MPs faced anti-Semitic attacks, racist abuse, intimidation, smears, death threats and slashed tires during the general election period, a cross-party report into the abuse of parliamentarians says.
The new report, by the All-Party Parliamentary Group Against Anti-Semitism, is demanding new laws and tougher discipline by parties. In an hour-long debate on Wednesday afternoon, MPs will hear first-hand accounts of the incidents.
Examples of recorded abuse during the election period include Tory MP Ameet Jogia being subjected to racist abuse at a polling station. It read: “Vote Labour … Keep P***s out of politics,” a reference to his Pakistani heritage.
Another Conservative MP, Sheryll Murray, reportedly had her election posters daubed with swastikas.
Former Tory minister Andrew Percy, a Jewish convert, says a woman came up to him and tapped him on the arm and said “You’re Zionist scum, you’re a disgrace,” before saying “I’ll need a wash now,” and yelling “Corbyn, Corbyn, Corbyn.”
Another former Tory MP, Andrew Bingham, says he was targeted by an online campaign that accused him of being a “nonce,” slang for a pedophile.
Labour MPs have also been subjected to abuse. Iain Wright says he was assaulted and his family threatened with violence as he was delivering leaflets.
Another Labour MP, Naz Shah, previously suspended for her own anti-Semitic posts, was herself a victim of anti-Semitism at hustings.
Wednesday’s Commons debate on the abuse of MPs, thought to be the first of its kind, is being staged by Tory MP Simon Hart, who is expected to accuse Jeremy Corbyn’s Momentum supporters of intimidation.
While tabling the debate, Hart warned of a “damaging corrosion of democracy.”
“Rather than just putting out feeble messages online saying you condemn all this, Jeremy Corbyn needs to actually do something about it,” Hart said.
“Mr. Corbyn and the leaders of Momentum need when there even the faintest whiff of the stuff to say ‘You are not welcome in our party or to campaign on our behalf and wear the Labour badge if this is how you’re going to behave.’”
Coinciding with the debate, Labour MPs have written to Tory chairman Sir Patrick McLoughlin accusing the Tories of “vitriolic personal attacks” on Labour candidates, particularly women.
“The Conservatives ran a negative, nasty campaign, propagating personal attacks, smears and untruths, particularly aimed at one of the most prominent women MPs, and indeed the first black woman MP, Diane Abbott.

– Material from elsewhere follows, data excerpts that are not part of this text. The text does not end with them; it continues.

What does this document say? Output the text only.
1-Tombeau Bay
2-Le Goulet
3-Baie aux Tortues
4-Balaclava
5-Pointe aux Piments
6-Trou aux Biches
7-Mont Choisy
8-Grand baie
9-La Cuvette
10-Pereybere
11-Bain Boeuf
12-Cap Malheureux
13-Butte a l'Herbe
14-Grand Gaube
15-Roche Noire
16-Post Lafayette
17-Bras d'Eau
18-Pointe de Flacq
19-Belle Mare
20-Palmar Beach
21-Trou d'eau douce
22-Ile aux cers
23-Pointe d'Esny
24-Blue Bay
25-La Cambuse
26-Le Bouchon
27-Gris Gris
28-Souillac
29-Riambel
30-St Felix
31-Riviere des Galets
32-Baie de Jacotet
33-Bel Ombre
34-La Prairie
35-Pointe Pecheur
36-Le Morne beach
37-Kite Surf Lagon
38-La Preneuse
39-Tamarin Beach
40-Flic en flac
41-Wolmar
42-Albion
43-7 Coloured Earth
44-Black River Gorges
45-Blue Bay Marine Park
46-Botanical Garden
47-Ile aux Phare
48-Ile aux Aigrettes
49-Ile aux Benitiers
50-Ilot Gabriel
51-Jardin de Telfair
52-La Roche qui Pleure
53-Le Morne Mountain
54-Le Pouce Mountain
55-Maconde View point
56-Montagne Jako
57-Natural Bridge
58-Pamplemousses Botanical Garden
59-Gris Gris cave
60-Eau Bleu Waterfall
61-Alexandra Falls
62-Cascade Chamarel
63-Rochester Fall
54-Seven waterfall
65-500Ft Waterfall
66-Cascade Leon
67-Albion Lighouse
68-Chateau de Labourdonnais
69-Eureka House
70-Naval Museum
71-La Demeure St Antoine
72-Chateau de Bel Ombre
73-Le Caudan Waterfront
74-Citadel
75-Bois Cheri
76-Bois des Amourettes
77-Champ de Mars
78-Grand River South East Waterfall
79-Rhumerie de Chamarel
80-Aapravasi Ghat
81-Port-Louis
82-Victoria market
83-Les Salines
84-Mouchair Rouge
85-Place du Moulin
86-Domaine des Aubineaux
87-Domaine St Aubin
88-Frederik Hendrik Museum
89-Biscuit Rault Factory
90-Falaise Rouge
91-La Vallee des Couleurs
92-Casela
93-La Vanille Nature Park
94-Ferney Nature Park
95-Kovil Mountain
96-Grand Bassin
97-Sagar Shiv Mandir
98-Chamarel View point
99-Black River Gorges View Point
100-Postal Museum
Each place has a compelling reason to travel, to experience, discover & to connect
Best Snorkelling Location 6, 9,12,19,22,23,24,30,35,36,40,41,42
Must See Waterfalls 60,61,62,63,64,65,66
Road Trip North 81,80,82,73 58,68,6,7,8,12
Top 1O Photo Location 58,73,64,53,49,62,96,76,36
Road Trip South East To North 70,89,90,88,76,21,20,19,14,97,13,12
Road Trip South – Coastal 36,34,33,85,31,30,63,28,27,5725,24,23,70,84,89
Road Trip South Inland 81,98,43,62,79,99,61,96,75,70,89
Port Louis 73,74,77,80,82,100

“Such attacks on politicians, the consequent intimidating and abusive language and threats of violence towards them online, deter many people from entering politics.
“Parties and politicians have a responsibility to set an example, by treating others with dignity and respect, including those with whom we strongly disagree.
“The Conservative Party has instead promoted personal attacks as a core component of its national campaign.”
The Commons debate comes after Prime Minister Theresa May promised a review of the law, saying she had been shocked at the number of colleagues who had talked to her about intimidation and harassment during the general election campaign.